Social engineering also encompasses infected bogus websites that may be attractive to employees.  Certain types of websites should be blocked by work computers or devices.  Also, some advanced kind of malvertising malware can be downloaded merely by going to the infected site without even clicking on anything.  This type of malvertising can often appear on legitimate websites which is why it makes sense to use adware software to prevent it from being downloaded.

Education is the most essential part of protecting companies from social engineering attacks. Education should be an ongoing process with frequent testing of employees as to vulnerability management.

Of course, security software that can recognize phishing emails should be used, but companies should realize that this type of software is far from totally effective.  For this reason, companies should also consider using whitelisting software that will not permit the downloading of any program that has not been previously approved.  This is good protection from when social engineering manages to convince the employee to click on an infected link because it will prevent the malware from being downloaded.

dennis chow Chief Information Security Officer

Dennis Chow

Dennis leads the Cyber Threat Intelligence planning grant for the entire U.S. healthcare vertical in collaboration With DHS and Health and Human Services.

The most common attacks are through the mediums from email, text messaging, and social media. At the end of the day, the attackers are interested in direct passwords, credit card numbers, or answers to password recovery questions for password resets.

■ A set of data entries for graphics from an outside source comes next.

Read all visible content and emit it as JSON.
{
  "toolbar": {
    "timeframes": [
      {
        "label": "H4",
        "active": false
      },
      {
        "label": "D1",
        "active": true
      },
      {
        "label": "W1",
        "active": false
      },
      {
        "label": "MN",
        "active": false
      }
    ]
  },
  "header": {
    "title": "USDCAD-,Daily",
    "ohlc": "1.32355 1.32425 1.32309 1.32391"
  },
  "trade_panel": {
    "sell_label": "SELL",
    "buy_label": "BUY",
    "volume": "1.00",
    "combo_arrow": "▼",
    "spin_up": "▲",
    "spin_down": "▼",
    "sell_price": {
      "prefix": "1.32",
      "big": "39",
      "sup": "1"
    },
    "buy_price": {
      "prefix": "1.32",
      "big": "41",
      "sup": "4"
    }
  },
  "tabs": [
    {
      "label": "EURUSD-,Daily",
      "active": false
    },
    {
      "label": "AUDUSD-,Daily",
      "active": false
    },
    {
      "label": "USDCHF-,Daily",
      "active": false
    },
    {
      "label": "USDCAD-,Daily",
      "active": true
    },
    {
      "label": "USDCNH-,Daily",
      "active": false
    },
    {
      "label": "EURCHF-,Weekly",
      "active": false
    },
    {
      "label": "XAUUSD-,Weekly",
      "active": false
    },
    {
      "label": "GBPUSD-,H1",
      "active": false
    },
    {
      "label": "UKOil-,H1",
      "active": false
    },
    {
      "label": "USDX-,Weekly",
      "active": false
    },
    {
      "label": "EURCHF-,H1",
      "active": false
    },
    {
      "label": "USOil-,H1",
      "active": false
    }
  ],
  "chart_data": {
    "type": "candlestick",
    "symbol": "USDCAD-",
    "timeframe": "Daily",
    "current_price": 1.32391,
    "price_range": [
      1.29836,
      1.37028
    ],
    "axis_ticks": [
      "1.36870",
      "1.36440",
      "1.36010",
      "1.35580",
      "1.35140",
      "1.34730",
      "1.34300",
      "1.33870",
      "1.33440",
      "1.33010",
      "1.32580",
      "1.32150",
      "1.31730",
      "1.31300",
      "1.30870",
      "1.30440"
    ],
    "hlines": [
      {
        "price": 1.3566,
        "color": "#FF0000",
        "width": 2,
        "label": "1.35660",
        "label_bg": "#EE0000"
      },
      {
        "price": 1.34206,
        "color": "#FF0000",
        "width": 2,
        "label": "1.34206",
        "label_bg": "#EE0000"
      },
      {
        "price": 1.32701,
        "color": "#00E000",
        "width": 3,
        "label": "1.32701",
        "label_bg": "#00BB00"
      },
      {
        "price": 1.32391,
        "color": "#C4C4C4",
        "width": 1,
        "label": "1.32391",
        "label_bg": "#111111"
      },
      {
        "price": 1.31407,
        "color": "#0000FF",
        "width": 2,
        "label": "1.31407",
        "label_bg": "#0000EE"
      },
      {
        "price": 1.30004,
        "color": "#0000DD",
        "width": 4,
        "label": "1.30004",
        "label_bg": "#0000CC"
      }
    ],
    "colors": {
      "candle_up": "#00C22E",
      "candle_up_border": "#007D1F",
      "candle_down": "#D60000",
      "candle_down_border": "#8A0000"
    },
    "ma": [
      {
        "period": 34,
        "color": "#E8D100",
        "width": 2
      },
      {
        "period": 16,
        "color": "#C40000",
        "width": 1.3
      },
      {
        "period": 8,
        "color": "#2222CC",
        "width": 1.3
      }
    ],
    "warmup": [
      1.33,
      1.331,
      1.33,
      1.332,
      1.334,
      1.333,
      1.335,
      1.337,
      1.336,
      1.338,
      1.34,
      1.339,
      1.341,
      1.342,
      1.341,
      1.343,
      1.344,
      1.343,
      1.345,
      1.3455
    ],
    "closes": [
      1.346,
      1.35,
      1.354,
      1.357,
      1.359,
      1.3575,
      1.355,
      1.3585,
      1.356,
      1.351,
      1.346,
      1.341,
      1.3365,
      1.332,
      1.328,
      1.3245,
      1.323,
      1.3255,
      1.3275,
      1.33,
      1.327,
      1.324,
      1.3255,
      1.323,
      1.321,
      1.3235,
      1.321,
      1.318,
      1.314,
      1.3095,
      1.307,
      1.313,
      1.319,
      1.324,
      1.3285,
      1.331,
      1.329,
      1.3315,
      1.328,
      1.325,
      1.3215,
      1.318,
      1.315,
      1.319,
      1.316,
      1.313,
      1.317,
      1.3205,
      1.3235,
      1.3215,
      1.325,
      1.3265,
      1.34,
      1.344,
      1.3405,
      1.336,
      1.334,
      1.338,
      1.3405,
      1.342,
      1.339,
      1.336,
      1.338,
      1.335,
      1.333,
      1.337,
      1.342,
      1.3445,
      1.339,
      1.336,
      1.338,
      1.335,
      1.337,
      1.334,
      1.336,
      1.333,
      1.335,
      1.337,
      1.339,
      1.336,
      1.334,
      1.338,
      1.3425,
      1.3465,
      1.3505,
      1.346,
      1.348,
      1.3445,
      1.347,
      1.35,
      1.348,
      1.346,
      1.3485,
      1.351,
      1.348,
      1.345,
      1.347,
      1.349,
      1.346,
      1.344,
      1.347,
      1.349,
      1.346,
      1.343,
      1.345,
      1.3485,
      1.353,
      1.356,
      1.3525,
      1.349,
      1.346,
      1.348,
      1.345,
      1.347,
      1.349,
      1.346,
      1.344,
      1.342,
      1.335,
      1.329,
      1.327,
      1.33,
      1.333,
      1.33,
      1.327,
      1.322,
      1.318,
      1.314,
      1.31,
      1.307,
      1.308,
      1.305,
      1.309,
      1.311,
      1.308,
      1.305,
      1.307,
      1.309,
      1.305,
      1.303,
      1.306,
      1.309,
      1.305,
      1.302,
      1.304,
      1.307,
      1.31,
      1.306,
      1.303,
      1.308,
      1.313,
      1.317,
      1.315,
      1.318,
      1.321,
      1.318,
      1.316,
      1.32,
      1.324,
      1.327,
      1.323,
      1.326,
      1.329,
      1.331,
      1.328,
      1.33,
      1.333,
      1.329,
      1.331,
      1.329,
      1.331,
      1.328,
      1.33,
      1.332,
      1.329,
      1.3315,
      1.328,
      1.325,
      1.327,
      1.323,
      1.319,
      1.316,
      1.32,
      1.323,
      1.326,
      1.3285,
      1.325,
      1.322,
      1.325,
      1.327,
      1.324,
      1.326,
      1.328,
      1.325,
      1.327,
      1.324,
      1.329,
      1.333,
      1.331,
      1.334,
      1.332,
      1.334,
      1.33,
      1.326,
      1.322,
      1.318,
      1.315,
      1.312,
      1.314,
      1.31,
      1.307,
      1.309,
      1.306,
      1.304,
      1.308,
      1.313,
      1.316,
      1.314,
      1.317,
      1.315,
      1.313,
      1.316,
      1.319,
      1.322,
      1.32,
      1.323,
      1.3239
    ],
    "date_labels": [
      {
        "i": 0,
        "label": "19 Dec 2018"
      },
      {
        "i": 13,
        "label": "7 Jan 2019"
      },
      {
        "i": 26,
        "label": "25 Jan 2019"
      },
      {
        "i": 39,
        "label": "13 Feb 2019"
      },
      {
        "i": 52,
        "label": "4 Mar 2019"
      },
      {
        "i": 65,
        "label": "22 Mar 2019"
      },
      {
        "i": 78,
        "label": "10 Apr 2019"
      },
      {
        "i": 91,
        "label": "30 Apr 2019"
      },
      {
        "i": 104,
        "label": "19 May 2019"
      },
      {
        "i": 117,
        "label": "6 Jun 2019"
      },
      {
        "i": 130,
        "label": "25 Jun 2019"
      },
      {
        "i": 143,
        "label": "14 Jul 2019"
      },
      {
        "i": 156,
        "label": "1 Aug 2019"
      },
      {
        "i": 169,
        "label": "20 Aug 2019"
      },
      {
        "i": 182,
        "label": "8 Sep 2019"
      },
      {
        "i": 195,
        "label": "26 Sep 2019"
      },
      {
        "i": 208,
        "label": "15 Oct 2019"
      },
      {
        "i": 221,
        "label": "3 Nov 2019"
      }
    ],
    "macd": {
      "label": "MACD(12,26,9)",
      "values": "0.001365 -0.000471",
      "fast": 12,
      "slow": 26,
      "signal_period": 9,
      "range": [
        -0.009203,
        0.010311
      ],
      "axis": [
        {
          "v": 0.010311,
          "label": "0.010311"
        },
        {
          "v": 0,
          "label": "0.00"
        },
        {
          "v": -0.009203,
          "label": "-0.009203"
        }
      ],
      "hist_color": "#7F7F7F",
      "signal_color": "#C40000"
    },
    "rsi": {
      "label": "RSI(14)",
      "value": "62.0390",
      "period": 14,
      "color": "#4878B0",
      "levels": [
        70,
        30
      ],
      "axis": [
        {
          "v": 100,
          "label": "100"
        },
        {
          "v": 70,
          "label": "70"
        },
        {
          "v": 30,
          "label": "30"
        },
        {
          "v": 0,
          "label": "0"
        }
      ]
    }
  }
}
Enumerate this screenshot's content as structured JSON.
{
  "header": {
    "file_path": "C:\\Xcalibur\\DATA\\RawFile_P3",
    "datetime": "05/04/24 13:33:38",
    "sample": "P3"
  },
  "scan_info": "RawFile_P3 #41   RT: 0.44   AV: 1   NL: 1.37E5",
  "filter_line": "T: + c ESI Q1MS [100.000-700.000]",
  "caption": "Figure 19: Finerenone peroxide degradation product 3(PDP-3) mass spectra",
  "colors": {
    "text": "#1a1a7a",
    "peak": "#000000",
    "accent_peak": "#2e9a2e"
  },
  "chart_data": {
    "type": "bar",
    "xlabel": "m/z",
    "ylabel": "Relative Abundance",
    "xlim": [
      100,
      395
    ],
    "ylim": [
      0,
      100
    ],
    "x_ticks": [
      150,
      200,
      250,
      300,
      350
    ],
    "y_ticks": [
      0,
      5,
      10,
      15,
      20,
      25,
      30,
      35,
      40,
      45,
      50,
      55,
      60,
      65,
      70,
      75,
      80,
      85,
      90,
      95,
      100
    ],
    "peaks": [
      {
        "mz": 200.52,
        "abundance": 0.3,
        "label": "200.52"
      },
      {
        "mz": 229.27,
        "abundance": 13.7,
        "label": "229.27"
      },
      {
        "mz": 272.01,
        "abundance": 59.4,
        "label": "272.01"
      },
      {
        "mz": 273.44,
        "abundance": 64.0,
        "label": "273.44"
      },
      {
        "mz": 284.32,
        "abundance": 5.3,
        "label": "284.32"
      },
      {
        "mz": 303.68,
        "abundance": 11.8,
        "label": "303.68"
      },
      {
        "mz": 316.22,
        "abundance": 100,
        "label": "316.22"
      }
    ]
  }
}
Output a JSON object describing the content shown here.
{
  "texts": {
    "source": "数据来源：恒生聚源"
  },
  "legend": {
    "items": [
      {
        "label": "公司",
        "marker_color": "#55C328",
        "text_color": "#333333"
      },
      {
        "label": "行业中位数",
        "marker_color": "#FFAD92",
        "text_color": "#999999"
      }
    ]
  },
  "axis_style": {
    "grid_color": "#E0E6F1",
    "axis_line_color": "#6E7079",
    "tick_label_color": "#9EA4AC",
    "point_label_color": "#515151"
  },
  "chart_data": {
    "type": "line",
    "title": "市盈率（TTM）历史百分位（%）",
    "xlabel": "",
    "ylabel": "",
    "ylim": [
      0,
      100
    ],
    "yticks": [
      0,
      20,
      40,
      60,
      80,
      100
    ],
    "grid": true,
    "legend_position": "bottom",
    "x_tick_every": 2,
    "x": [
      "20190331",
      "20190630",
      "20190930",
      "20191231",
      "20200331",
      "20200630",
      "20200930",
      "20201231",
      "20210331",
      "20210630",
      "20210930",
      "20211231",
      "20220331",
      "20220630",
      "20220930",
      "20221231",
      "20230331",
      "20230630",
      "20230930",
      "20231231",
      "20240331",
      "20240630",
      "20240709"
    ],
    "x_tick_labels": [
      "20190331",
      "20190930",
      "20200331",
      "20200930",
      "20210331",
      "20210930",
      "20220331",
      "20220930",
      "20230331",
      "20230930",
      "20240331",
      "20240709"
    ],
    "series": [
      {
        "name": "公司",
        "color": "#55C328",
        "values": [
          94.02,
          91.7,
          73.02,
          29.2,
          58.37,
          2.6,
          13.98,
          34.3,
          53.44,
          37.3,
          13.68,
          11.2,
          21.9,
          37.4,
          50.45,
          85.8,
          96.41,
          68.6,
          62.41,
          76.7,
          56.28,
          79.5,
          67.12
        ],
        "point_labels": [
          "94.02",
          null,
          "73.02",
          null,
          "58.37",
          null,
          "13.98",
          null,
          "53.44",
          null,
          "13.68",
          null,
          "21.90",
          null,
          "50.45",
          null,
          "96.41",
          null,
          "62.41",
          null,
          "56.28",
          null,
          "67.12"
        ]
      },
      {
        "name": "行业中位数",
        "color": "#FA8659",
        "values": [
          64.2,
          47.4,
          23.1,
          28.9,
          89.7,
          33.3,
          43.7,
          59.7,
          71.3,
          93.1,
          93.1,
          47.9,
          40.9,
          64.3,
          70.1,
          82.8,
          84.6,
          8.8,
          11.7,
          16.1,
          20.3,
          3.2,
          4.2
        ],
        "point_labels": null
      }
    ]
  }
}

The victims tend to vary, but it is almost always everyone in the organization because there’s some form of network access.

It’s not feasible to ‘prevent’ them per se, but you can reduce your risk and threat surface as a whole including:

  • Unsubscribing and reducing your sign ups with 3rd parties and advertisements. The more your email or names associated with an email list, the more eyes have access to target campaigns on their victims.
  • Take security awareness training seriously and look for signs that an email or other communication ‘isn’t quite right.’
  • Encourage your cybersecurity or IT provider to enhance their spam filters and PBX call filtration systems.